Eh, perhaps not. Certainly not, on the basis of Hot In The Shade (ooh, look, when you make an acronym of the title it spells 'hits' - clever boys! It's also an anagram of 'shit').

Now, even thought Hot In The Shade is an absolute goat rodeo for the most part, there are a couple of songs that aren't as unlistenable as the rest. The opener - 'Rise To It' - is serviceable single-entendre stadium fodder (the gag is that Paul Stanley can maintain an erection) and 'Hide Your Heart' is a hysterical slice of melodrama with a lyric that would embarrass a pre-verbal child, but gets by on conviction and a chorus. That's it. And those are tracks number one and three on a fifteen song slalom down Mt. Shitass. It's January, I've got the heating on low but this album has got me sweating like I'm allergic to it.

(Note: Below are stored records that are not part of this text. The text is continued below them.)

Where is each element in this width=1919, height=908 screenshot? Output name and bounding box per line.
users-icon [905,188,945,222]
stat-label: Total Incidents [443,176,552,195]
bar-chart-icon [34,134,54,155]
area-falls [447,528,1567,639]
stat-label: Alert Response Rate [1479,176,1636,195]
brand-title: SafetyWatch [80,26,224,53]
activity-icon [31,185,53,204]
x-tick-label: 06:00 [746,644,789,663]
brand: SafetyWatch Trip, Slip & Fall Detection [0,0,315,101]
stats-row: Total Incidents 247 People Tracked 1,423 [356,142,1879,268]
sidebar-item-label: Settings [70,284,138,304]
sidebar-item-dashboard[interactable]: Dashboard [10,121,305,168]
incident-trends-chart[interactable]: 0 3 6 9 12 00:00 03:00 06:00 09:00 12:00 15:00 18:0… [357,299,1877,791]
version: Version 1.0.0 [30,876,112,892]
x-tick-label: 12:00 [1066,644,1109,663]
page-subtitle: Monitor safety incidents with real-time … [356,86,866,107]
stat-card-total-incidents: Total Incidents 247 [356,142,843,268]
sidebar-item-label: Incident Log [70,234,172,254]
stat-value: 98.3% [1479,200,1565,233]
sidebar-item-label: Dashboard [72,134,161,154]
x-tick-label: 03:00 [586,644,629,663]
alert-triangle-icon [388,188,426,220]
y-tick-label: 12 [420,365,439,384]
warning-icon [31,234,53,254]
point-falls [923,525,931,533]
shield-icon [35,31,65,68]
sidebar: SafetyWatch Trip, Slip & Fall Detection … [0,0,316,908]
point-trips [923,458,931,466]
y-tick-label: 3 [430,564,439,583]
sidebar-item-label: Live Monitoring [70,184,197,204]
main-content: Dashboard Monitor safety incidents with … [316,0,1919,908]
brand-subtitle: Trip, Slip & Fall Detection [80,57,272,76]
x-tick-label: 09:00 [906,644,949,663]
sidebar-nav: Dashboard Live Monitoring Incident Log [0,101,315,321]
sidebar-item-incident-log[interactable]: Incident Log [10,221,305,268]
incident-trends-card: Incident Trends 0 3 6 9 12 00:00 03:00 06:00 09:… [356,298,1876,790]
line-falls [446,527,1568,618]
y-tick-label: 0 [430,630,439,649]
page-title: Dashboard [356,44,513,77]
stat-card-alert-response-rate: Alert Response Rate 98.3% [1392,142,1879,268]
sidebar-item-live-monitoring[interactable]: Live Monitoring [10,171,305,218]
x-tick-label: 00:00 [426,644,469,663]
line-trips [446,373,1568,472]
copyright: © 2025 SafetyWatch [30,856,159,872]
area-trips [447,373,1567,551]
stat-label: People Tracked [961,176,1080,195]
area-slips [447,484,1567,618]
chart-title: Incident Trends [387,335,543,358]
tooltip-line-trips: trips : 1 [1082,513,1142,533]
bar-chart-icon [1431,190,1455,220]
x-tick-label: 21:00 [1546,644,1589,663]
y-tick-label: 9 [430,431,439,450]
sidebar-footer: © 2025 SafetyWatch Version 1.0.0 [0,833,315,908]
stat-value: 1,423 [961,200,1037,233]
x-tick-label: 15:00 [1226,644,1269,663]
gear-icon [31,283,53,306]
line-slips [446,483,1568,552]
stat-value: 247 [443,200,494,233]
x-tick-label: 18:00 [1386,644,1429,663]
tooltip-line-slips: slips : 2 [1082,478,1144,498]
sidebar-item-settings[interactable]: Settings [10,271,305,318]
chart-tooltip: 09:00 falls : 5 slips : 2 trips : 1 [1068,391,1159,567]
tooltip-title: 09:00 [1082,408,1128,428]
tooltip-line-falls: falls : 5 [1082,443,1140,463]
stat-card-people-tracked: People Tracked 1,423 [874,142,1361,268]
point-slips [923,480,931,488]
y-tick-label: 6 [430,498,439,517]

Speed up the opening riff to 'Black Diamond', tack on a terrible chorus and complain about paying taxes and you've got the essence of 'Betrayed'. I suppose it would be passable if you've never heard rock music before, or indeed, any music, ever. Try to imagine a song considered too dumb for ZZ Top's Recycler but have Gene Simmons sing it instead, and voila! You've conjured up 'Prisoner of Love'. Can it get worse? Yes. If you've ever wondered what Kiss what sound like if they did a cover of Def Leppard's 'Pour Some Sugar On Me', but somehow made that wretched ditty even more pathetic, then look no further than 'Read My Body'.

It goes on. Hitherto I've been running down the tracks in order, but really once you're past the relative highlight of 'Hide Your Heart' you can pick a song at random and I guarantee you that it'll be so bad that you will feel your IQ dropping in real time. 'Boomerang'? 'Cadillac Dreams'? 'Somewhere Between Heaven and Hell'? 'The Street Giveth and the Street Taketh Away' (yes, really)? This is the kind of music that drives people otherwise disposed towards guitar or drums to rediscover the lost art of mime.

It's not as if Kiss ever did anything revolutionary in their career - musically speaking, that is. 'I Was Made For Loving You' was a bit of a curio as a disco-rock fusion that actually works, but the real genius of Kiss lay in their onstage presentation and the way this was subsequently monetised. Chalk that up to the naked avarice of Gene Simmons and the sheer bloody-mindedness of Paul Stanley, the combination of which ensures Kiss chug on profitably to this day. Yet even though their paleo-rock of the 1970s was derivative and silly, it was distinctive. Probably the biggest crime of Hot In The Shade is that Kiss stopped playing Kiss songs and instead churned out bad parodies of songs whose formulae had proved successful for other bands. I've already mentioned Def Leppard and ZZ Top, but 'Love's A Slap In The Face' could be a Ratt outtake and 'Forever' is, ahem, "inspired" by Cheap Trick's 'The Flame'.

Alright, I've had enough. If I'm going to be charitable, I didn't cringe too much at 'Little Caesar' and whilst 'Silver Spoon' is mostly bobbins I cracked a smile at the "whoa-oh-a-whoah" chorus. If earlier in the decade (Hot In The Shade came out in 1989) Kiss revived flagging interest in their career by unmasking, this is the album that should've seen them committed to a witness protection scheme.  Hot In The Shade saw Kiss trying to play catch-up with the hairspray crowd - a mob that they could legitimately claim to have inspired - and failing miserably, depressingly. Alice Cooper pulled off this ruse (and pretty much everything else, come to think of it) much better. Utterly charmless.